Constructing the value_type object only when needed

This can be done using transparent lookup and some ingenuity (https://godbolt.org/z/5qv6heMvc):

#include <boost/unordered/concurrent_flat_set.hpp>
#include <iostream>
#include <memory>

template <typename T>
struct pre_unique_ptr
{
  pre_unique_ptr(const T& x_):
    x{x_},h{boost::hash<T>()(x)}{}

  operator std::unique_ptr<T>()const
  {
    std::cout<<"unique_ptr created\n";
    return std::unique_ptr<T>{new T(x)};
  }

  T           x;
  std::size_t h;
};

template <typename T>
struct pre_unique_ptr_hash
{
  using is_transparent=void;

  std::size_t operator()(const pre_unique_ptr<T>& x)const
  {
    std::cout<<"cached hash returned\n";
    return x.h;
  }

  std::size_t operator()(const std::unique_ptr<T>& x)const
  {
    std::cout<<"calculated hash returned\n";
    return boost::hash<T>()(*x);
  }
};

template <typename T>
struct pre_unique_ptr_equal_to
{
  using is_transparent=void;

  std::size_t operator()
    (const pre_unique_ptr<T>& x,const std::unique_ptr<T>& y)const
    {return x.x==*y;}
  std::size_t operator()
    (const std::unique_ptr<T>& x,const pre_unique_ptr<T>& y)const
    {return *x==y.x;}
  std::size_t operator()
    (const std::unique_ptr<T>& x,const std::unique_ptr<T>& y)const
    {return *x==*y;}
};

#include <string>

int main()
{
  boost::concurrent_flat_set<
    std::unique_ptr<std::string>,
    pre_unique_ptr_hash<std::string>,
    pre_unique_ptr_equal_to<std::string>
  > s(100);

  std::cout<<"successful insertion\n";
  s.insert(pre_unique_ptr<std::string>("hello"));

  std::cout<<"unsuccessful insertion\n";
  s.insert(pre_unique_ptr<std::string>("hello"));
}

Output:

successful insertion
cached hash returned
unique_ptr created
unsuccessful insertion
cached hash returned

The idea is to create an insertion object that holds the necessary information (including the cached hash) , interoperates with value_type and allows deferred construction by converting to value_type.

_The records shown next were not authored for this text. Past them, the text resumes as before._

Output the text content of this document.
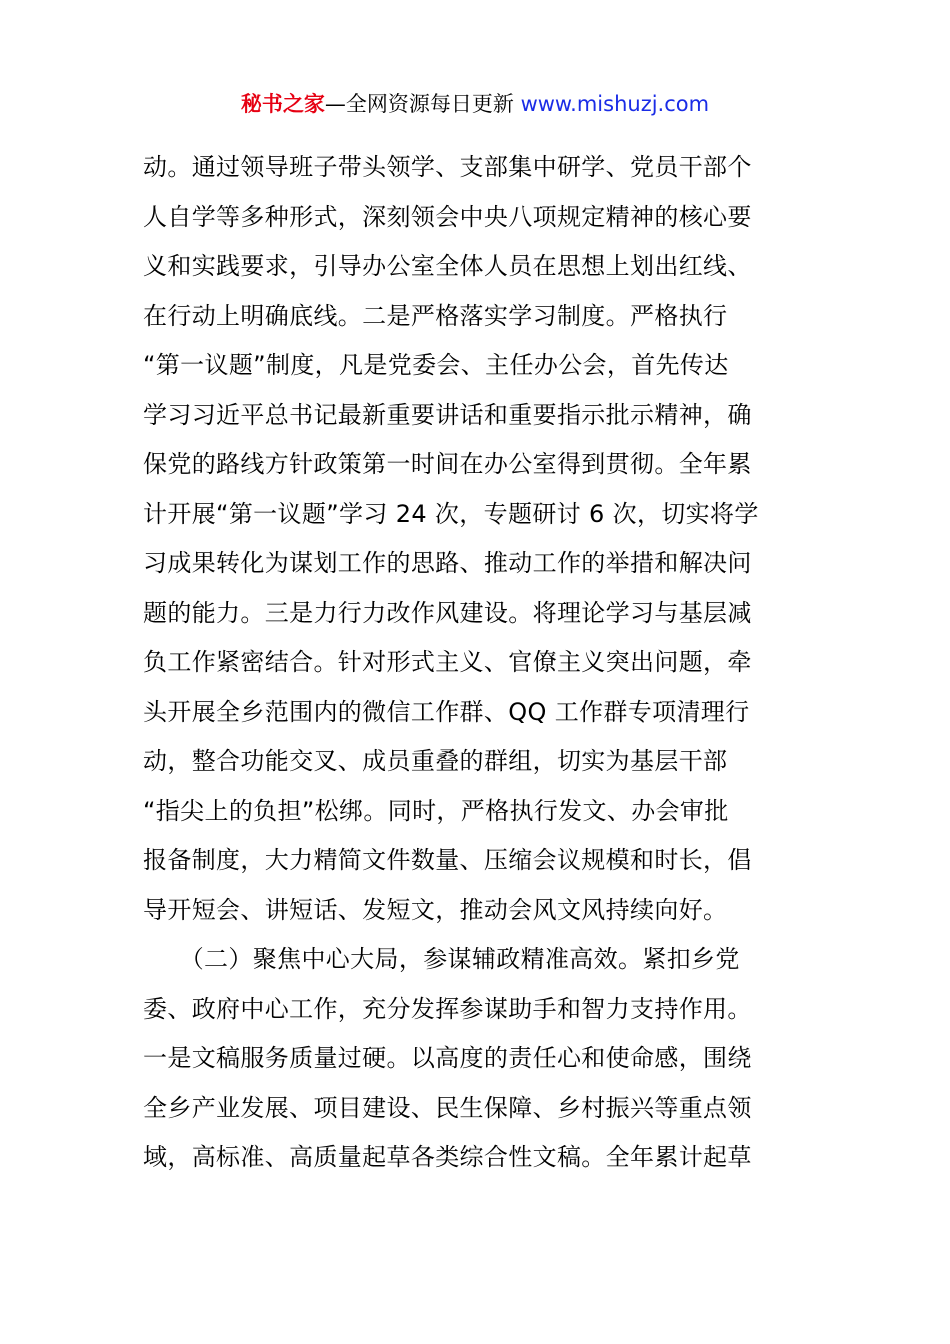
秘书之家—全网资源每日更新 www.mishuzj.com
动。通过领导班子带头领学、支部集中研学、党员干部个
人自学等多种形式，深刻领会中央八项规定精神的核心要
义和实践要求，引导办公室全体人员在思想上划出红线、
在行动上明确底线。二是严格落实学习制度。严格执行
“第一议题”制度，凡是党委会、主任办公会，首先传达
学习习近平总书记最新重要讲话和重要指示批示精神，确
保党的路线方针政策第一时间在办公室得到贯彻。全年累
计开展“第一议题”学习 24 次，专题研讨 6 次，切实将学
习成果转化为谋划工作的思路、推动工作的举措和解决问
题的能力。三是力行力改作风建设。将理论学习与基层减
负工作紧密结合。针对形式主义、官僚主义突出问题，牵
头开展全乡范围内的微信工作群、QQ 工作群专项清理行
动，整合功能交叉、成员重叠的群组，切实为基层干部
“指尖上的负担”松绑。同时，严格执行发文、办会审批
报备制度，大力精简文件数量、压缩会议规模和时长，倡
导开短会、讲短话、发短文，推动会风文风持续向好。
　　（二）聚焦中心大局，参谋辅政精准高效。紧扣乡党
委、政府中心工作，充分发挥参谋助手和智力支持作用。
一是文稿服务质量过硬。以高度的责任心和使命感，围绕
全乡产业发展、项目建设、民生保障、乡村振兴等重点领
域，高标准、高质量起草各类综合性文稿。全年累计起草
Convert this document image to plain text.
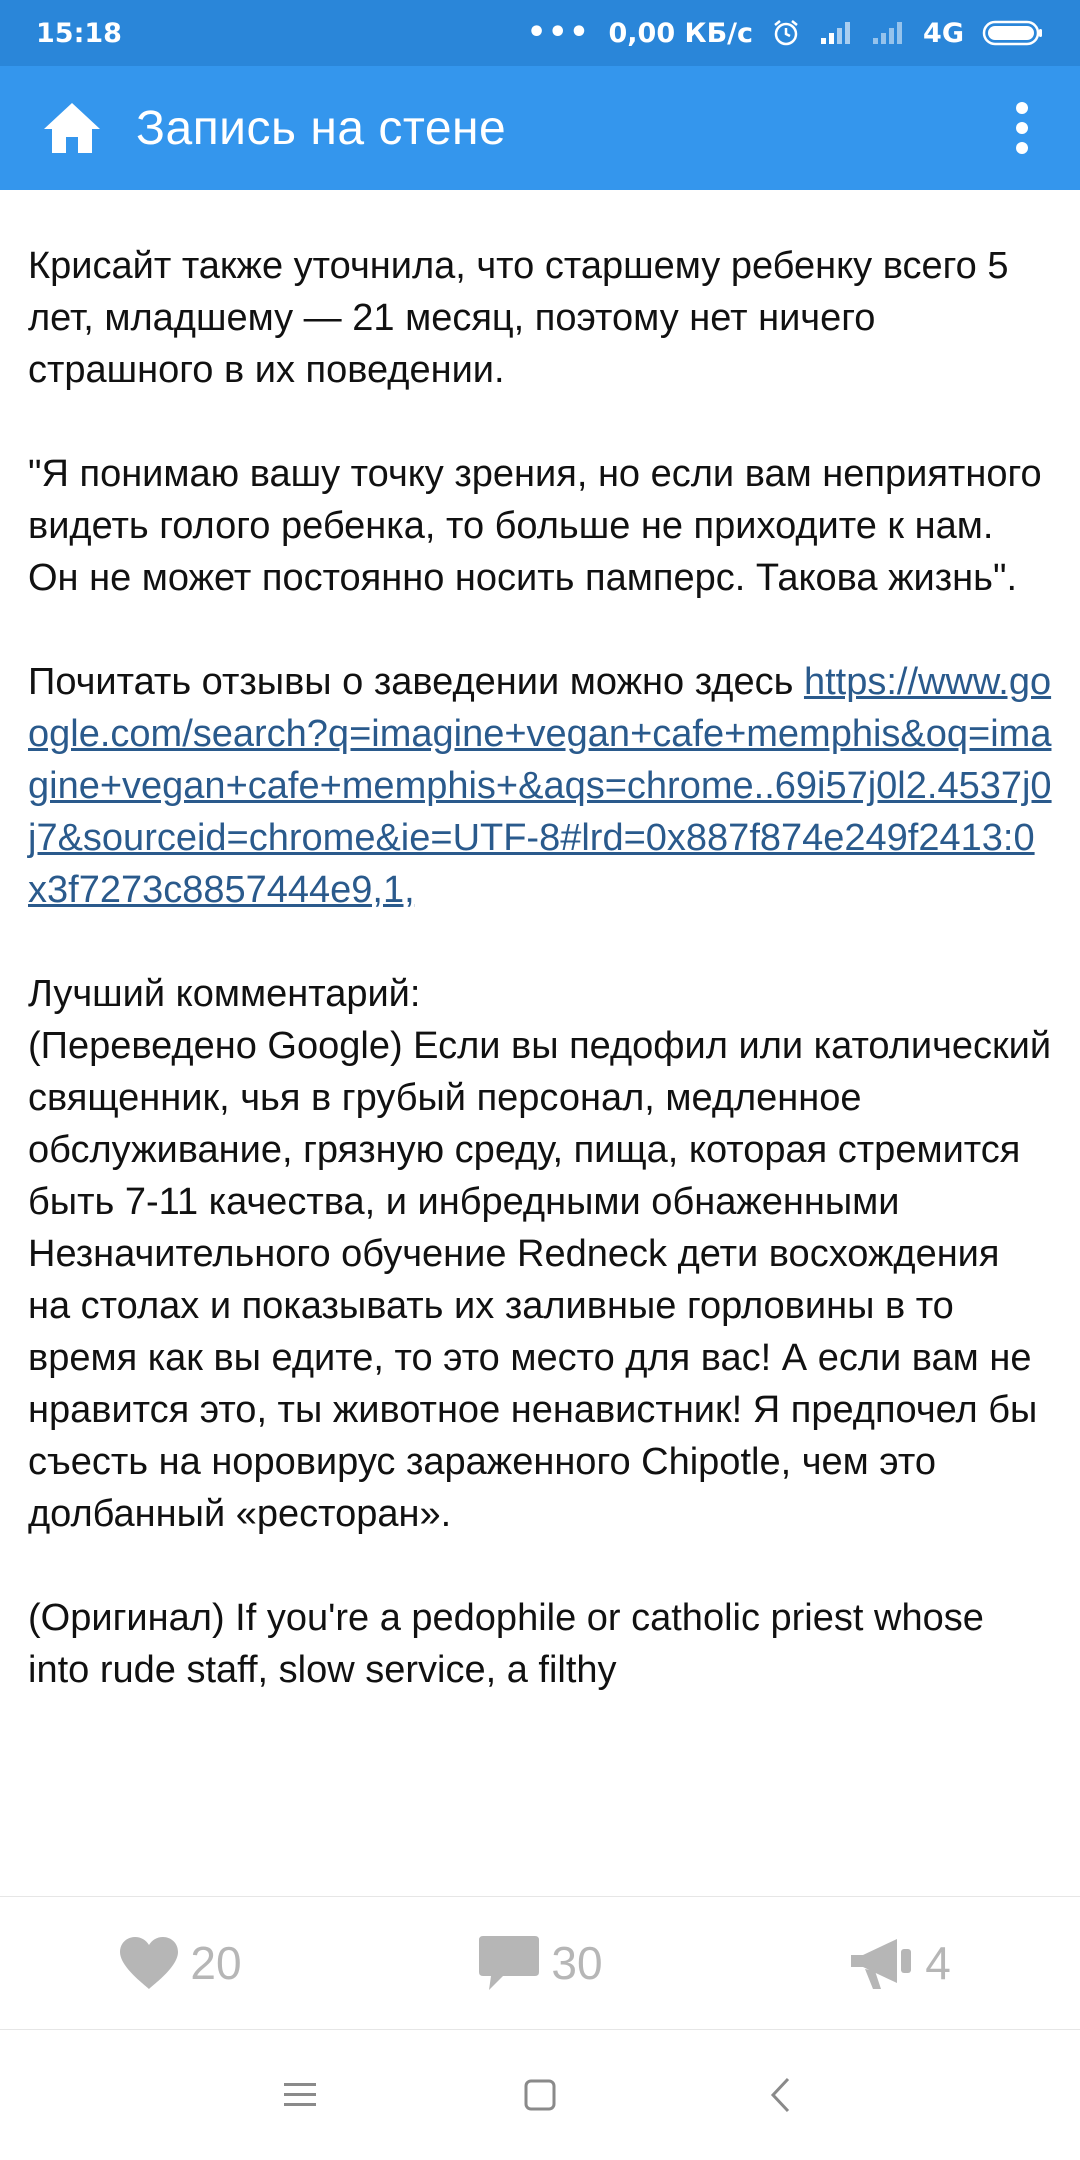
15:18	••• 0,00 КБ/с	4G
Запись на стене

Крисайт также уточнила, что старшему ребенку всего 5 лет, младшему — 21 месяц, поэтому нет ничего страшного в их поведении.

"Я понимаю вашу точку зрения, но если вам неприятного видеть голого ребенка, то больше не приходите к нам. Он не может постоянно носить памперс. Такова жизнь".

Почитать отзывы о заведении можно здесь https://www.google.com/search?q=imagine+vegan+cafe+memphis&oq=imagine+vegan+cafe+memphis+&aqs=chrome..69i57j0l2.4537j0j7&sourceid=chrome&ie=UTF-8#lrd=0x887f874e249f2413:0x3f7273c8857444e9,1,

Лучший комментарий:
(Переведено Google) Если вы педофил или католический священник, чья в грубый персонал, медленное обслуживание, грязную среду, пища, которая стремится быть 7-11 качества, и инбредными обнаженными Незначительного обучение Redneck дети восхождения на столах и показывать их заливные горловины в то время как вы едите, то это место для вас! А если вам не нравится это, ты животное ненавистник! Я предпочел бы съесть на норовирус зараженного Chipotle, чем это долбанный «ресторан».

(Оригинал) If you're a pedophile or catholic priest whose into rude staff, slow service, a filthy

20	30	4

Visiting the value after it is inserted

As you correctly point out, there's no insert_and_visit, but you can again use the trick described above sort of like this:

operator std::unique_ptr<T>()const
{
  auto p=std::unique_ptr<T>{new T(x)};
  // do whatever you want with *p just before passing p for final emplacement
 return p;
}

This is admittedly a bit clumsy, as you'll have to use insert_or_visit and duplicate the action on the element both here and in the visitation function (when insertion is not succesful).

Visiting an existing item, modifying it and removing/not removing it

This is indeed allowed:

  s.erase_if(std::string("hello"),[](const auto& p){
    // modify the element
    p->append("!");
    return p->size()>5; // remove it only if size > 5
  });

Note that, in your scenario, we can modify the elements because s is a container of const std::unique_ptr<std::string>s, so the pointers are const, but the pointed-to values are not. Now, this is very dangerous because you will engender UB if you leave/don't remove a value modified in ways that make its identity and/or hash change, which the snippet above indeed does --if you limit yourself to modifying data members that are logically not part of the key then you're fine, though.

Providing a precalculated hash to erase_if

This can be done with the same pre_unique_ptr trick described before.

I hope this clarifies your doubts. If you finally switch to Boost.Unordered please let me know how the thing fares. Good luck with your project.